Hundreds of Jet Airways passengers intermittently faced long waits at airports and even last minute flight cancellations because some pilots reported sick.
Sources said that the disruptions stemmed from a stand off between pilots and the airline management over a new automated roster making system that allegedly doesn’t adequately account for travel fatigue.
While the number of flight disruptions were not clear schedules were primarily hit on Monday and Tuesday.
Operations on Wednesday were back to normal following a marathon meeting between the National Aviators’ Guild (NAG) and the management that went on till 11 pm on Tuesday and resumed on Wednesday morning.
“We are pleased to inform you that we have managed to make satisfatory progress with the management,” read an email from NAG. The note also called off a work-to-rule kind protest started by pilots.
A Jet Airways spokesperson, said, “Jet Airways is pleased to announce that operations across its network have returned to normal, following the resolution of issues caused by the non-availability of an unusually high number of pilots who had reported sick. This had resulted in the disruption of certain flight schedules, causing inconvenience to the airlines’ guests. The airline remains committed to maintain the sanctity of its flight schedules.”
HT accessed a letter from the management on the issue.

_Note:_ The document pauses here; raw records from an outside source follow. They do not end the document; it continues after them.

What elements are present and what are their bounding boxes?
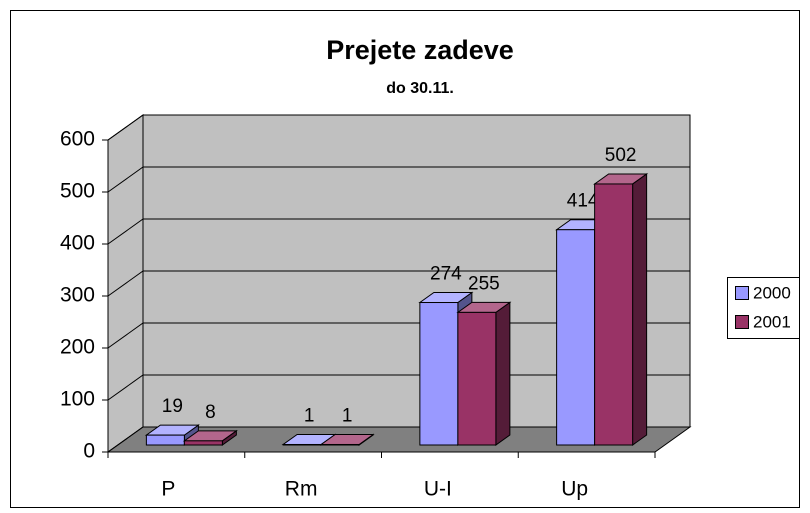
grid-line (107, 114, 690, 141)
y-tick-label: 0 (83, 440, 95, 463)
legend-swatch (735, 315, 749, 329)
value-label: 414 (567, 191, 599, 212)
grid-line (107, 166, 690, 193)
bar-front (145, 434, 185, 446)
bar (456, 301, 512, 446)
x-tick-label: U-I (424, 478, 452, 501)
y-tick-label: 400 (60, 232, 95, 255)
value-label: 19 (162, 396, 183, 417)
y-tick-label: 600 (60, 128, 95, 151)
legend-swatch (735, 286, 749, 300)
bar-front (183, 440, 223, 446)
bar-front (282, 443, 322, 446)
value-label: 502 (605, 145, 637, 166)
y-tick-label: 300 (60, 284, 95, 307)
bar-front (320, 443, 360, 446)
y-tick-label: 500 (60, 180, 95, 203)
x-tick-label: P (161, 478, 175, 501)
value-label: 1 (304, 405, 315, 426)
grid-line (107, 270, 690, 297)
grid-line (107, 218, 690, 245)
bar (182, 429, 238, 446)
bar-side (495, 301, 511, 446)
bar-front (457, 311, 497, 446)
chart-title: Prejete zadeve (326, 35, 514, 65)
bar-front (594, 183, 634, 446)
bar-front (556, 229, 596, 446)
legend-label: 2000 (753, 283, 791, 302)
legend-label: 2001 (753, 312, 791, 331)
bar (319, 433, 375, 446)
chart-subtitle: do 30.11. (386, 80, 454, 97)
x-tick-label: Up (561, 478, 588, 501)
value-label: 1 (342, 405, 353, 426)
x-tick-label: Rm (285, 478, 318, 501)
value-label: 274 (430, 264, 462, 285)
y-tick-label: 100 (60, 388, 95, 411)
bar-side (632, 172, 648, 446)
y-tick-label: 200 (60, 336, 95, 359)
bar (593, 172, 649, 446)
value-label: 255 (468, 273, 500, 294)
bar-front (419, 302, 459, 446)
value-label: 8 (205, 402, 216, 423)
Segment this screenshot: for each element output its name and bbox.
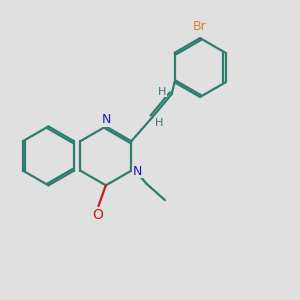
Text: N: N xyxy=(102,113,111,127)
Text: N: N xyxy=(133,165,142,178)
Text: Br: Br xyxy=(193,20,207,33)
Text: H: H xyxy=(155,118,163,128)
Text: O: O xyxy=(92,208,103,222)
Text: H: H xyxy=(158,87,166,97)
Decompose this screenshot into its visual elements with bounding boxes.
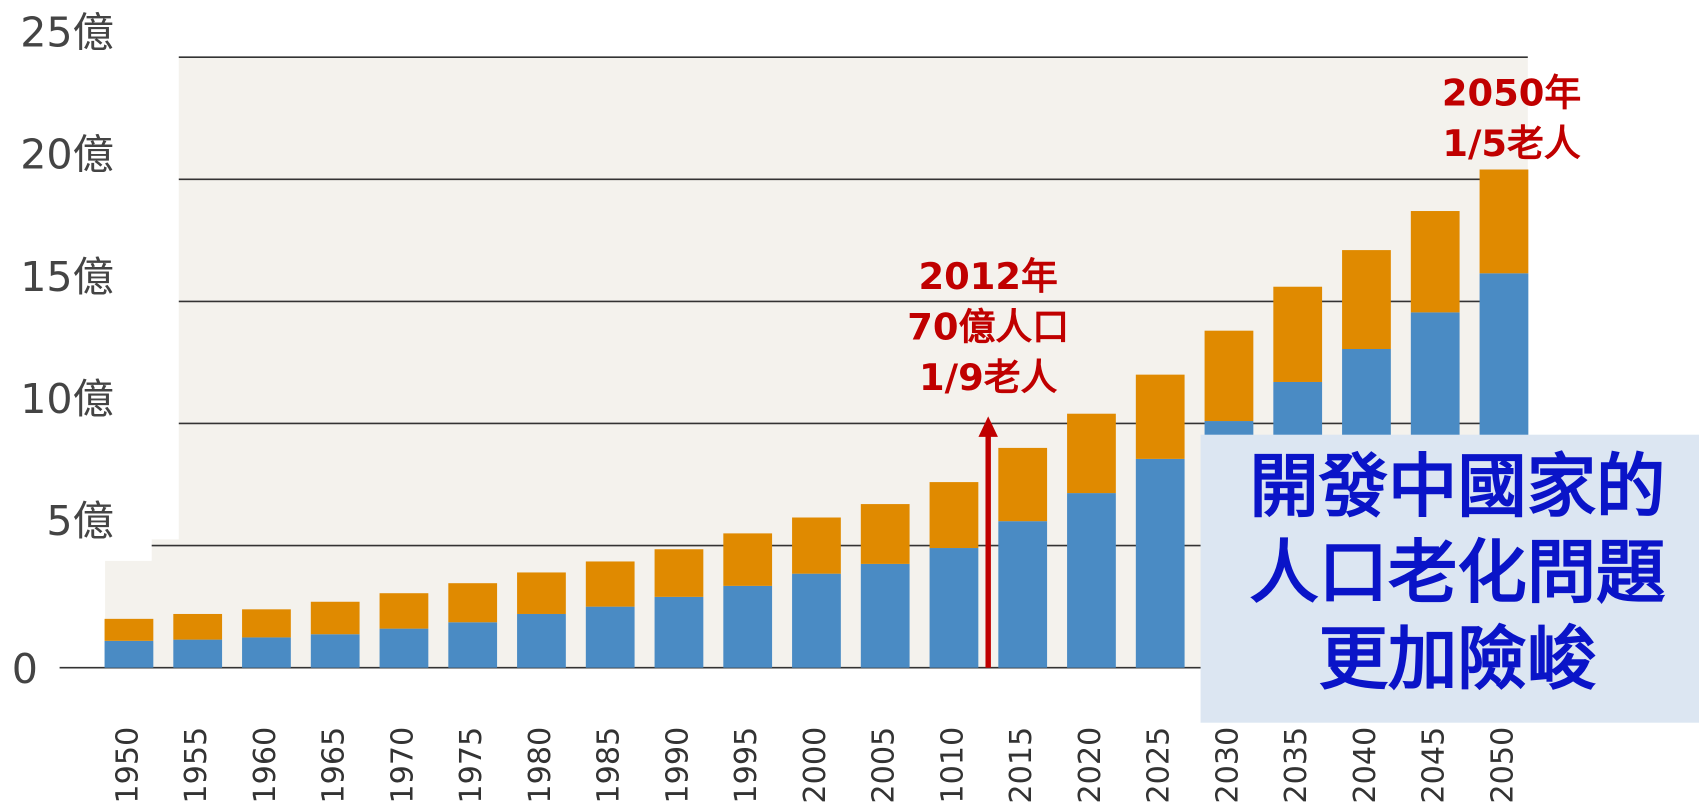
x-tick-label: 1985 — [592, 727, 627, 804]
x-tick-label: 2025 — [1142, 727, 1177, 804]
y-tick-label: 5億 — [46, 497, 113, 545]
y-tick-label: 10億 — [20, 375, 114, 423]
bar-segment — [792, 573, 841, 668]
y-tick-label: 25億 — [20, 9, 114, 57]
callout-text: 更加險峻 — [1319, 620, 1597, 700]
bar-segment — [929, 482, 979, 549]
bar-segment — [1204, 330, 1254, 422]
bar-segment — [1067, 493, 1116, 668]
x-tick-label: 1960 — [248, 727, 283, 804]
x-tick-label: 1990 — [660, 727, 695, 804]
bar-segment — [860, 563, 910, 668]
x-tick-label: 1980 — [523, 727, 558, 804]
x-tick-label: 2035 — [1279, 727, 1314, 804]
bar-segment — [448, 583, 498, 623]
x-tick-label: 2040 — [1348, 727, 1383, 804]
bar-segment — [1135, 374, 1185, 459]
bar-segment — [379, 593, 429, 629]
callout-text: 開發中國家的 — [1249, 447, 1665, 527]
annotation: 1/5老人 — [1442, 122, 1581, 165]
annotation: 2050年 — [1442, 71, 1581, 114]
arrow-head — [978, 416, 998, 437]
x-tick-label: 2000 — [798, 727, 833, 804]
x-tick-label: 1010 — [935, 727, 970, 804]
bar-segment — [379, 628, 429, 668]
y-tick-label: 0 — [12, 645, 38, 693]
y-tick-label: 20億 — [20, 131, 114, 179]
bar-segment — [1273, 286, 1323, 382]
x-tick-label: 1965 — [317, 727, 352, 804]
x-tick-label: 2030 — [1210, 727, 1245, 804]
annotation: 2012年 — [919, 255, 1058, 298]
labels: 0 5億 10億 15億 20億 25億 1950 1955 1960 1965 1970 1975 1… — [12, 9, 1666, 804]
callout-box — [1200, 434, 1699, 723]
y-tick-label: 15億 — [20, 253, 114, 301]
bar-segment — [173, 639, 223, 668]
bar-segment — [1342, 250, 1391, 350]
x-tick-label: 1970 — [385, 727, 420, 804]
bar-segment — [104, 640, 154, 668]
bar-segment — [1479, 169, 1529, 274]
bar-segment — [723, 585, 773, 668]
annotation: 1/9老人 — [919, 356, 1058, 399]
bar-segment — [585, 606, 635, 668]
x-tick-label: 2005 — [867, 727, 902, 804]
x-tick-label: 1955 — [179, 727, 214, 804]
bar-segment — [792, 517, 841, 574]
x-tick-label: 1950 — [110, 727, 145, 804]
bar-segment — [585, 561, 635, 607]
bar-segment — [173, 613, 223, 640]
bar-segment — [310, 601, 360, 635]
bar-segment — [998, 521, 1048, 668]
x-tick-label: 2050 — [1485, 727, 1520, 804]
x-tick-label: 2045 — [1417, 727, 1452, 804]
x-tick-label: 2020 — [1073, 727, 1108, 804]
bar-segment — [998, 447, 1048, 522]
bar-segment — [310, 634, 360, 668]
bar-segment — [242, 637, 291, 668]
bar-segment — [242, 609, 291, 638]
bar-segment — [1135, 458, 1185, 668]
bar-segment — [860, 504, 910, 564]
bar-segment — [517, 572, 566, 614]
x-tick-label: 1975 — [454, 727, 489, 804]
x-tick-label: 2015 — [1004, 727, 1039, 804]
annotation: 70億人口 — [907, 306, 1069, 349]
bar-segment — [654, 549, 704, 597]
x-tick-label: 1995 — [729, 727, 764, 804]
bar-segment — [104, 618, 154, 641]
bar-segment — [1410, 211, 1460, 313]
bar-segment — [929, 548, 979, 668]
bar-segment — [448, 622, 498, 668]
bar-segment — [723, 533, 773, 586]
bar-segment — [517, 613, 566, 668]
callout-text: 人口老化問題 — [1249, 533, 1666, 613]
bar-segment — [1067, 413, 1116, 494]
bar-segment — [654, 596, 704, 668]
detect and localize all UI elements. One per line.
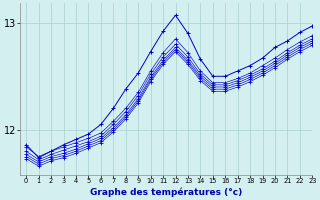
X-axis label: Graphe des températures (°c): Graphe des températures (°c) <box>90 187 242 197</box>
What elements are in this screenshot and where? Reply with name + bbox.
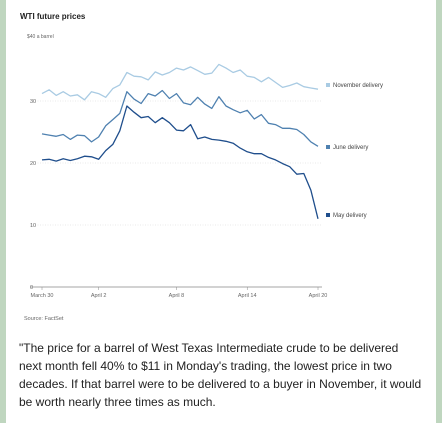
series-line-november-delivery: [41, 63, 319, 101]
y-tick-label: 0: [30, 285, 33, 291]
y-unit-label: $40 a barrel: [27, 34, 54, 40]
legend-label: November delivery: [333, 83, 383, 89]
x-tick-label: April 8: [169, 293, 185, 299]
chart-source: Source: FactSet: [24, 316, 64, 322]
legend-swatch: [326, 213, 330, 217]
chart-card: [6, 0, 436, 423]
chart-title: WTI future prices: [20, 12, 86, 21]
series-line-may-delivery: [41, 105, 319, 219]
y-tick-label: 20: [30, 161, 36, 167]
right-border: [436, 0, 442, 423]
series-line-june-delivery: [41, 89, 319, 147]
x-tick-label: April 2: [91, 293, 107, 299]
left-border: [0, 0, 6, 423]
y-tick-label: 30: [30, 99, 36, 105]
x-tick-label: April 14: [238, 293, 257, 299]
x-tick-label: April 20: [309, 293, 328, 299]
line-chart: November delivery June delivery May delive…: [30, 63, 383, 299]
legend-label: May delivery: [333, 213, 367, 219]
legend-swatch: [326, 145, 330, 149]
legend-swatch: [326, 83, 330, 87]
y-tick-label: 10: [30, 223, 36, 229]
quote-text: "The price for a barrel of West Texas In…: [19, 341, 422, 409]
x-tick-label: March 30: [31, 293, 54, 299]
legend-label: June delivery: [333, 145, 368, 151]
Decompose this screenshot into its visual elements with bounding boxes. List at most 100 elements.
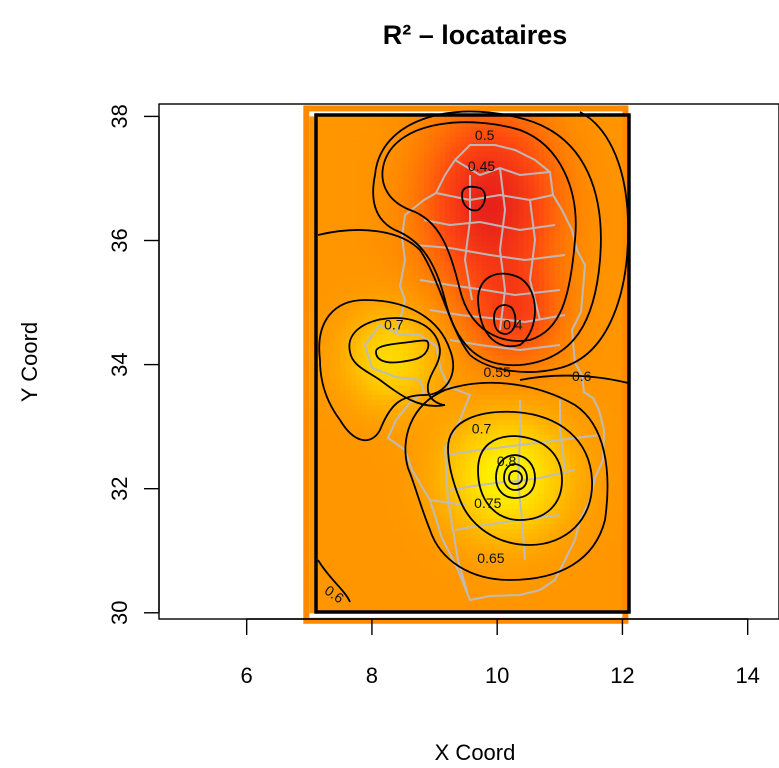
heatmap-cell [330,473,336,480]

“You may be aware that over the last few days, there have been disruption to many of our flights due to non-availability of an unusually high number of pilots who have been ‘reporting sick’,” read the letter from Captain Nikhil Ved, vice president, operations.
It added that many pilots had turned down changes made in flight rosters triggered by the mass leaves which led to delay or cancellations of more than a hundred flights.
It also stated that the Directorate General of Civil Aviation (DGCA) and fliers on social media had rapped the airline for the disruptions.
Pilots sources said that one of the primary safety concerns about the new roster was that it assigned last flights to critical airfields. For instance, if a pilot has to operate four short flights in a day the concluding flight was on a critical airfield such as Leh or Kathmandu. The DGCA has listed 11 critical airfields.